The 14-question survey also included three open-ended questions asking agents about their fears for the future of the industry, opportunities. and how NAR should be involved.

Agents cited a worry over increased government involvement in real estate, which could possibly mitigate the need for an agent’s services, said Lance and Smith. "No need for Realtors because the government is working through banks to sell homes, click to buy," one respondent said.

Another fear had to do with increasing lack of control agents have over listing data. "Realtors getting more squeezed out, while fringe operators have industry penetration field days," read another survey-representative quote presented by Lance and Smith.

However, these fears were balanced by the opportunities agents found in them, Lance said. The survey revealed agents are focusing on service, embracing digital technology and focusing on adaptation, she said. They’re also looking beyond the immediate future.

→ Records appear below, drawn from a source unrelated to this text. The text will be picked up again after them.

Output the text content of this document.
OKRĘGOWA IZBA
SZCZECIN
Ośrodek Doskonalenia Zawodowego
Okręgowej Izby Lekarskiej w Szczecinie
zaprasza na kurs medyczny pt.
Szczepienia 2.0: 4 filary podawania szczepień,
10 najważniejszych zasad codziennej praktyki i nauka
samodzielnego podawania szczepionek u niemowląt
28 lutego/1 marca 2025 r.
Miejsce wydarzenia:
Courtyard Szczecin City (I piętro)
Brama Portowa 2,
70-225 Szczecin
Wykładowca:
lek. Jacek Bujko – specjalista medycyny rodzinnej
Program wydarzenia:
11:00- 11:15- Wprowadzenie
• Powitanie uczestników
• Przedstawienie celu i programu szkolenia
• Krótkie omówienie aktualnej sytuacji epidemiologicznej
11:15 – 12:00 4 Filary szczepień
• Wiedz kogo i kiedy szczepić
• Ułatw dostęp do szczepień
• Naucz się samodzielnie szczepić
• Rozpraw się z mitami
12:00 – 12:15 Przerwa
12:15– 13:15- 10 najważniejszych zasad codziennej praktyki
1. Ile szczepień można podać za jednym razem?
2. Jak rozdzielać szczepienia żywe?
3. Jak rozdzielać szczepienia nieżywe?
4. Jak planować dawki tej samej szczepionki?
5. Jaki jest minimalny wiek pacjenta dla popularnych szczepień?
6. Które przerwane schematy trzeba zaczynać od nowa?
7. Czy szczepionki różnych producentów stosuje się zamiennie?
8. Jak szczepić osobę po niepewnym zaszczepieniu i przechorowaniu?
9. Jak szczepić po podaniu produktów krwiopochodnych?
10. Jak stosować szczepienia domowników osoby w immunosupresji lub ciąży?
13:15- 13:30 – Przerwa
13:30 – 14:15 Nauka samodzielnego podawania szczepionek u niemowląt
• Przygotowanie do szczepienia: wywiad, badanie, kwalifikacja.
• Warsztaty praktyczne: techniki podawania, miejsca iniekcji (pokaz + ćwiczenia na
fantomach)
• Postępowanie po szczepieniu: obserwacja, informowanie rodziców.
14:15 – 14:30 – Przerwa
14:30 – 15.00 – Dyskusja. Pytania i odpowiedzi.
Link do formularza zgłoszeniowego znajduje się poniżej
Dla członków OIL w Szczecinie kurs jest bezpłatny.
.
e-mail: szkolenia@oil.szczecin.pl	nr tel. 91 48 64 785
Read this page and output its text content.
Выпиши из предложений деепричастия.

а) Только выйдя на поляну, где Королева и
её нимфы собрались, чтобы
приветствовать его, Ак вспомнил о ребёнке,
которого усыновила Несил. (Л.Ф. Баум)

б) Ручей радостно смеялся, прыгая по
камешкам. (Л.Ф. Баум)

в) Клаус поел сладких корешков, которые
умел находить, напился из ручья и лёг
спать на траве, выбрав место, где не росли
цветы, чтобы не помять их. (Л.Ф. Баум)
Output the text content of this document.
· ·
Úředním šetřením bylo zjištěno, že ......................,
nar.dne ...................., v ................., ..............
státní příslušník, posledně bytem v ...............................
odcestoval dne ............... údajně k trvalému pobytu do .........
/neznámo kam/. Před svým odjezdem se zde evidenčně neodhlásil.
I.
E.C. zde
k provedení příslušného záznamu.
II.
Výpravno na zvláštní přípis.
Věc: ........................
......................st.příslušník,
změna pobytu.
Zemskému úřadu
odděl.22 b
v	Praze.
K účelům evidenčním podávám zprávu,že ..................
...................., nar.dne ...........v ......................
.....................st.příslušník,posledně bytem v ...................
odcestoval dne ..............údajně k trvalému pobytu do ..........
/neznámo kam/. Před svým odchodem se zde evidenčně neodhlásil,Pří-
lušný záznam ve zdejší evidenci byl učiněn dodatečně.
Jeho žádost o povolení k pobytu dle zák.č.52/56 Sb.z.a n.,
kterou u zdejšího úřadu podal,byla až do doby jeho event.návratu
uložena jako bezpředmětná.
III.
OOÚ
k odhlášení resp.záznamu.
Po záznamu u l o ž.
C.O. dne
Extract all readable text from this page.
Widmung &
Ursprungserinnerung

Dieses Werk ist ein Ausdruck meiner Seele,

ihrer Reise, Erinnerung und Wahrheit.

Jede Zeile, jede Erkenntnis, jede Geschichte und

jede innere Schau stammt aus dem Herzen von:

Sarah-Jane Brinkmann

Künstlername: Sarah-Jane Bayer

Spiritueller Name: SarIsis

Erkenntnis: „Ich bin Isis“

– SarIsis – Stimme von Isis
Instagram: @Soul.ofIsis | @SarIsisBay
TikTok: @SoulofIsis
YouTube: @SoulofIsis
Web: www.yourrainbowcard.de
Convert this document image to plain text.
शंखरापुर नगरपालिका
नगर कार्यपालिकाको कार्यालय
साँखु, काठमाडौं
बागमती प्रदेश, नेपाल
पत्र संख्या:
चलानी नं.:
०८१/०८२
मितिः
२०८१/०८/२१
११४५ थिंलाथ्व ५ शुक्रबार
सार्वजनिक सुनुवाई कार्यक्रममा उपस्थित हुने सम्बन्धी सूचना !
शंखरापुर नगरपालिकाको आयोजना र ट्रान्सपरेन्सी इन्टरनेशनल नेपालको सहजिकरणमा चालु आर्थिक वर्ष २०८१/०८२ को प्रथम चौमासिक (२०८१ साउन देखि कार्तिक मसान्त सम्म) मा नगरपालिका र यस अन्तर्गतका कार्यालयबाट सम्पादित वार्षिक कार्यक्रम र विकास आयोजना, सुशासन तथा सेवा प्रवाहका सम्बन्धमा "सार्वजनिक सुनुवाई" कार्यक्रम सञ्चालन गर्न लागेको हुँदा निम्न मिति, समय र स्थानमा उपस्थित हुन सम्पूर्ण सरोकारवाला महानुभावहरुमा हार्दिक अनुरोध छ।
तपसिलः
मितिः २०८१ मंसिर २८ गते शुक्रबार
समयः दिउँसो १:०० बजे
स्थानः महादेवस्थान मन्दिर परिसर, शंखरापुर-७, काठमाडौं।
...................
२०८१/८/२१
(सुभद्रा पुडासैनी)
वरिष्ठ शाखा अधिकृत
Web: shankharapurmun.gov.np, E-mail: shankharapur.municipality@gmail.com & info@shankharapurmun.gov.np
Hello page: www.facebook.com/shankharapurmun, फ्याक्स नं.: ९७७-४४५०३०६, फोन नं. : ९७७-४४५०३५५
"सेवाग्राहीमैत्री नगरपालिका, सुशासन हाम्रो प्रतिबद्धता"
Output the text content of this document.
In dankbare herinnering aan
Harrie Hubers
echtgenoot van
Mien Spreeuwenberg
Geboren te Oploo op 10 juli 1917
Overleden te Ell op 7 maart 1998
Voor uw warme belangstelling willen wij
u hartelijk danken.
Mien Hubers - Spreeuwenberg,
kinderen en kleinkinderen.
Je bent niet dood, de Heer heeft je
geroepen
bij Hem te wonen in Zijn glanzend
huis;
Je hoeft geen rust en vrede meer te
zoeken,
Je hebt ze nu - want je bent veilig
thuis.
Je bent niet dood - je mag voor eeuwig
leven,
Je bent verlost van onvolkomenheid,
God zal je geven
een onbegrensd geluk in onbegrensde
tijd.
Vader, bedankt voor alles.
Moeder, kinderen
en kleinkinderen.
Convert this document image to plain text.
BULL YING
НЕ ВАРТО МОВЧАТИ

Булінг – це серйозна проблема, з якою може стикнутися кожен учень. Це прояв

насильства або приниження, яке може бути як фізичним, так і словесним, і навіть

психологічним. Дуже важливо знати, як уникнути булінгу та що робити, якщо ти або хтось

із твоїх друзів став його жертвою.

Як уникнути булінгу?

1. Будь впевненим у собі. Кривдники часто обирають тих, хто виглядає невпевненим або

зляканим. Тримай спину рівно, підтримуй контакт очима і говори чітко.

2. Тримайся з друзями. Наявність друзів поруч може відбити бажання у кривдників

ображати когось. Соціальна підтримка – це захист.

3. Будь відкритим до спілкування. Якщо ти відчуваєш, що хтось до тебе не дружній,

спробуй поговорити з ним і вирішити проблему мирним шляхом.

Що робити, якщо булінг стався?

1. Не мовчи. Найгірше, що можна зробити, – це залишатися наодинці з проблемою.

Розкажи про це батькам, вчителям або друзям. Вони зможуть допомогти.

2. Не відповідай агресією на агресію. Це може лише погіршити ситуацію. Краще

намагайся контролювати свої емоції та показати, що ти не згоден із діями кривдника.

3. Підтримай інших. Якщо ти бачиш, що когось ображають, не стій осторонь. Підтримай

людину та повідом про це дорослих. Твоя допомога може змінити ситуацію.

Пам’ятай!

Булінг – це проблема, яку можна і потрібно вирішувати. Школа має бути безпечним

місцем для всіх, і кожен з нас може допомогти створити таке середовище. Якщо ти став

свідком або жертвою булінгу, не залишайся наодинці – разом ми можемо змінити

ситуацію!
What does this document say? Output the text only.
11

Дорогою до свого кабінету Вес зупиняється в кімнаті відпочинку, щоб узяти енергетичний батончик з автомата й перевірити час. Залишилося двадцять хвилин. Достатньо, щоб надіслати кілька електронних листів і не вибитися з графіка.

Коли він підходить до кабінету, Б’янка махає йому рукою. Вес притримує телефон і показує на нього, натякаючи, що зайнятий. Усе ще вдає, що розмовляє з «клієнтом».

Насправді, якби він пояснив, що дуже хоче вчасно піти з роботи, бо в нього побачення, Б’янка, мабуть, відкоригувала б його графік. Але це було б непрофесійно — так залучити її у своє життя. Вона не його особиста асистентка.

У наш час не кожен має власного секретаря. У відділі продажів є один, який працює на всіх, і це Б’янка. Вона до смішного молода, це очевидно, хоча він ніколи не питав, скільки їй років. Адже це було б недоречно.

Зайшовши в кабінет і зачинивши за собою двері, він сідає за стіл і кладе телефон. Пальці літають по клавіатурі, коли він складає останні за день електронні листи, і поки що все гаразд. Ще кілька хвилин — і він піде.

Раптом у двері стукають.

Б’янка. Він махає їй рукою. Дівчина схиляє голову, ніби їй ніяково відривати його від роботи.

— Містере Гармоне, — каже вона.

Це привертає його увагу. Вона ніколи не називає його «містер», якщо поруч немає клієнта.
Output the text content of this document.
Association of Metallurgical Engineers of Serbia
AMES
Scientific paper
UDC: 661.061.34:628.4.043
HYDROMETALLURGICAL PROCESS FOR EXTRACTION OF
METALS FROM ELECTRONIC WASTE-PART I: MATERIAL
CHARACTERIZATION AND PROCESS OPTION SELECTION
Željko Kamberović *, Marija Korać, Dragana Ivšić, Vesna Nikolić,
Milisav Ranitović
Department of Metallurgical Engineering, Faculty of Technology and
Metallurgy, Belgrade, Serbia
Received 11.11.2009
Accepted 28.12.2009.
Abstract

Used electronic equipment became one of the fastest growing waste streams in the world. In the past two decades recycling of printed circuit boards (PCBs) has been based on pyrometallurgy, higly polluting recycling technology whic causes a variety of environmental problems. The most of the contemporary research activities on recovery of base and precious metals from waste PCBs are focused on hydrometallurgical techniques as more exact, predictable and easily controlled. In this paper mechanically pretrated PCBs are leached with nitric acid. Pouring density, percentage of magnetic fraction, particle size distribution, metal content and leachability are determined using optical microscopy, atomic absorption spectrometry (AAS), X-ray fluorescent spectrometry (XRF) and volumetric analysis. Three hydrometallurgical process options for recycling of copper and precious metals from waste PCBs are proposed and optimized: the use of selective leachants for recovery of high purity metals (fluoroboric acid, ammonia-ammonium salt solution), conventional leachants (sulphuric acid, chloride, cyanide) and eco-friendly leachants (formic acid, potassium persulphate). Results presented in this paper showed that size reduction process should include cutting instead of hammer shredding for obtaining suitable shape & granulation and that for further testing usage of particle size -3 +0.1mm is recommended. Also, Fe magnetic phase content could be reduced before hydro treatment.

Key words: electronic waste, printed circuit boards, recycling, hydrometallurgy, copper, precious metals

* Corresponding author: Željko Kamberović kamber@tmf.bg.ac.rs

Among those surveyed, 58 percent were female, 42 percent male, and nearly 80 percent were above the age of 45. Most (53 percent) had five to 15 years of experience, with five to 10 years of experience the most often cited (35 percent) followed by 11 to 15 years (18 percent). Only 12 percent had less than five years of experience.

Most often (46 percent of the time), respondents said they grossed less than $50,000 in 2011, with 30 percent reporting between $50,000 and $100,000 in gross income and 25 percent making more than $100,000.